メールチェックしたら、Nameless氏から777ゲットメールが来る。

GifBuilderでちょっと遊ぶ。
メールくれ!アニメを作ってみる。
ちょっとまずいかなぁ?
I'm waiting for our ailって。
こうやって使うかわからないけど。
世紀末だからいいかなぁ?

ちょっと出かけてくるよ。

そうそう。
先日(5/12日記参照)書いた、某大学の某先生から手紙が来た。
ご指摘の点当方のミスでしたとのこと。
ふざけるなぁー。
しっかし威圧的な態度も直して欲しいなぁ。
まぁ別にもう信用してないからいいけど。

後学のためココにその間違えを記す。
後輩諸君、いろいろ大変なことは多いし、先生に怒られることも多いと思う。
気に入らない時もあるよ。
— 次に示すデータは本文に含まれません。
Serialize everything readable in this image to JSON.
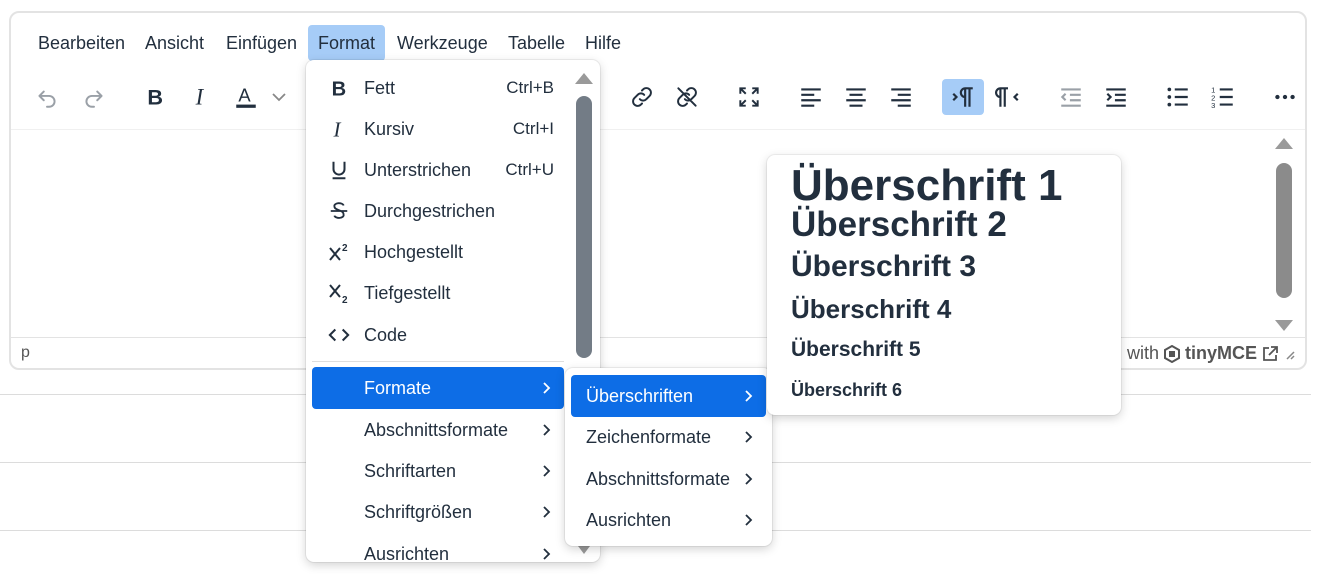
{
  "menubar": {
    "items": [
      {
        "label": "Bearbeiten"
      },
      {
        "label": "Ansicht"
      },
      {
        "label": "Einfügen"
      },
      {
        "label": "Format",
        "active": true
      },
      {
        "label": "Werkzeuge"
      },
      {
        "label": "Tabelle"
      },
      {
        "label": "Hilfe"
      }
    ]
  },
  "toolbar": {
    "icons": [
      "undo-icon",
      "redo-icon",
      "bold-icon",
      "italic-icon",
      "text-color-icon",
      "link-icon",
      "unlink-icon",
      "fullscreen-icon",
      "align-left-icon",
      "align-center-icon",
      "align-right-icon",
      "ltr-icon",
      "rtl-icon",
      "outdent-icon",
      "indent-icon",
      "bullet-list-icon",
      "numbered-list-icon",
      "more-icon"
    ]
  },
  "statusbar": {
    "path": "p",
    "brand_prefix": "d with",
    "brand_name": "tinyMCE"
  },
  "format_menu": {
    "items": [
      {
        "icon": "bold-icon",
        "label": "Fett",
        "shortcut": "Ctrl+B"
      },
      {
        "icon": "italic-icon",
        "label": "Kursiv",
        "shortcut": "Ctrl+I"
      },
      {
        "icon": "underline-icon",
        "label": "Unterstrichen",
        "shortcut": "Ctrl+U"
      },
      {
        "icon": "strikethrough-icon",
        "label": "Durchgestrichen"
      },
      {
        "icon": "superscript-icon",
        "label": "Hochgestellt"
      },
      {
        "icon": "subscript-icon",
        "label": "Tiefgestellt"
      },
      {
        "icon": "code-icon",
        "label": "Code"
      }
    ],
    "submenus": [
      {
        "label": "Formate",
        "selected": true
      },
      {
        "label": "Abschnittsformate"
      },
      {
        "label": "Schriftarten"
      },
      {
        "label": "Schriftgrößen"
      },
      {
        "label": "Ausrichten"
      }
    ]
  },
  "formats_menu": {
    "items": [
      {
        "label": "Überschriften",
        "selected": true
      },
      {
        "label": "Zeichenformate"
      },
      {
        "label": "Abschnittsformate"
      },
      {
        "label": "Ausrichten"
      }
    ]
  },
  "headings_menu": {
    "items": [
      "Überschrift 1",
      "Überschrift 2",
      "Überschrift 3",
      "Überschrift 4",
      "Überschrift 5",
      "Überschrift 6"
    ]
  },
  "colors": {
    "accent": "#0d6de6",
    "active": "#a6ccf7",
    "text": "#222f3e"
  }
}
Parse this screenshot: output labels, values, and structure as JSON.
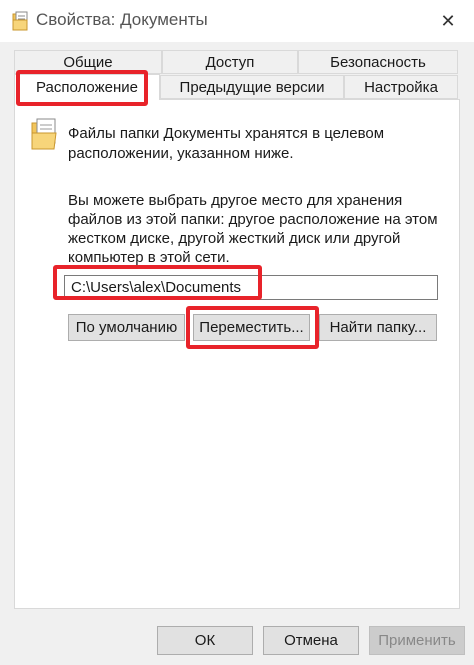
{
  "window": {
    "title": "Свойства: Документы",
    "close_glyph": "✕"
  },
  "tabs": {
    "row1": [
      "Общие",
      "Доступ",
      "Безопасность"
    ],
    "row2": [
      "Расположение",
      "Предыдущие версии",
      "Настройка"
    ],
    "active": "Расположение"
  },
  "panel": {
    "info_line1": "Файлы папки Документы хранятся в целевом",
    "info_line2": "расположении, указанном ниже.",
    "hint_line1": "Вы можете выбрать другое место для хранения",
    "hint_line2": "файлов из этой папки: другое расположение на этом",
    "hint_line3": "жестком диске, другой жесткий диск или другой",
    "hint_line4": "компьютер в этой сети.",
    "path_value": "C:\\Users\\alex\\Documents",
    "restore_default_label": "По умолчанию",
    "move_label": "Переместить...",
    "find_folder_label": "Найти папку..."
  },
  "footer": {
    "ok_label": "ОК",
    "cancel_label": "Отмена",
    "apply_label": "Применить"
  },
  "icons": {
    "title": "folder-document-icon",
    "folder": "folder-document-icon",
    "close": "close-icon"
  },
  "colors": {
    "highlight": "#e8232a",
    "folder": "#f2c55c"
  }
}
そりゃ。
でもね。
社会に出たら怒って貰えなくなるから。
僕は昔、TATさんに
「プライマー高いから(当時1本10000円くらいかなぁ。今でも5000円くらい?)、
絶対間違えるな。何度も見直せ。他の人にも見て貰え。」って。
こんな間違え方しないですし、
ポジティブコントロールの置き方もこんなふうに置かない。
これだったら普通失敗って言います。
間違っても共同研究者にデータ送付しません。
送付出来ません。
まっすぐ実験を再検討します。
プライマーの設計から。

なにを間違えたかというと、PCRのプライマーの設計。
この方、どこをどう間違えたか、3’側anti-senseの配列をもう一度裏返してsenseの3’to 5’っていうプライマーを作ってきやがった。
当然、もう一方は5’側sense。
5’senseと3’senseで挟んだって裏の配列しか増幅しないでしょ?
(この間違えに僕が気付いた時、
みんなに話したら、まさかそんなことないんじゃないの?って。そりゃそうでしょ。
でもね。僕の中ではこの人に対する信用って無いに等しいから。)
しかもその結果、PCRは増幅していない。(Et-Br染色で。)
TAKARAのLA-Taqとか使ってるのに。
(いいかどうか知らないけど、TAKARAの製品ってパッケージのセンスがいまいち。) ポジティブコントロール(プラスミド)で当然走ってない。
100ngでもだよ。<って当たり前じゃん。
ゲノムDNAいっしょに入れても当然走らない。
まぁプライマーの設計によっては配列上走らないこともあるし、
それだったらしょうがないよ。
まっすぐ作り直そうね。プライマーを。
でもね。
この人なぜかそれをサザンブロットしちゃうんだよ。
そりゃ出るだろ。
丁度良い大きさくらいのフラグメントが。
(これは本人談。実際プラスミド高濃度条件では案の定、怪しくスメアに検出されている。)
しかもその検出限界がプラスミド約40ngって。
そんな感度でターゲッティングクローン取れるわけないじゃん。
もしそうなら10000倍以上感度が低くないですか?

更に5’側senseも配列が違うことが判明。
その配列通りだとBamHIの制限酵素サイトが消えてしまう。
実際はあるのに。
思わず制限酵素処理して確認してしまった。
(なぜならこのサイトがないとゲノムサザン出来なくなってしまうため。 しかもneo耐性遺伝子中であり、そんなところで構築中に組み換えは起きていないはずなのだから。) なーんでこんなところ間違えるのかなぁ?
めちゃくちゃ。

ダメじゃん。全然。

僕は共同研究者って言うのはまず技術。
自分の持っていないこと、
自分より優れていることがあることで判断したいです。
まぁ性格は二番目です。
とりあえず性格は悪くても良いです。
データがちゃんとしていれば。

後輩諸君へ。
もしこんなデータが出たらきちんと条件検討すること。
もし検討してみてプライマーの配列を間違えていたらそのデータ及びプライマー全て抹殺してしまおう。

もう立ち直ったけど。
平和だよ。日本は。

会社に入ってから雑用も多くなりました。

例の韓国料理屋ゆりに行ったら、ママはいなかった。
韓国に仕入れに行っているらしい。
25日に帰ってくるって。

長い日記だ。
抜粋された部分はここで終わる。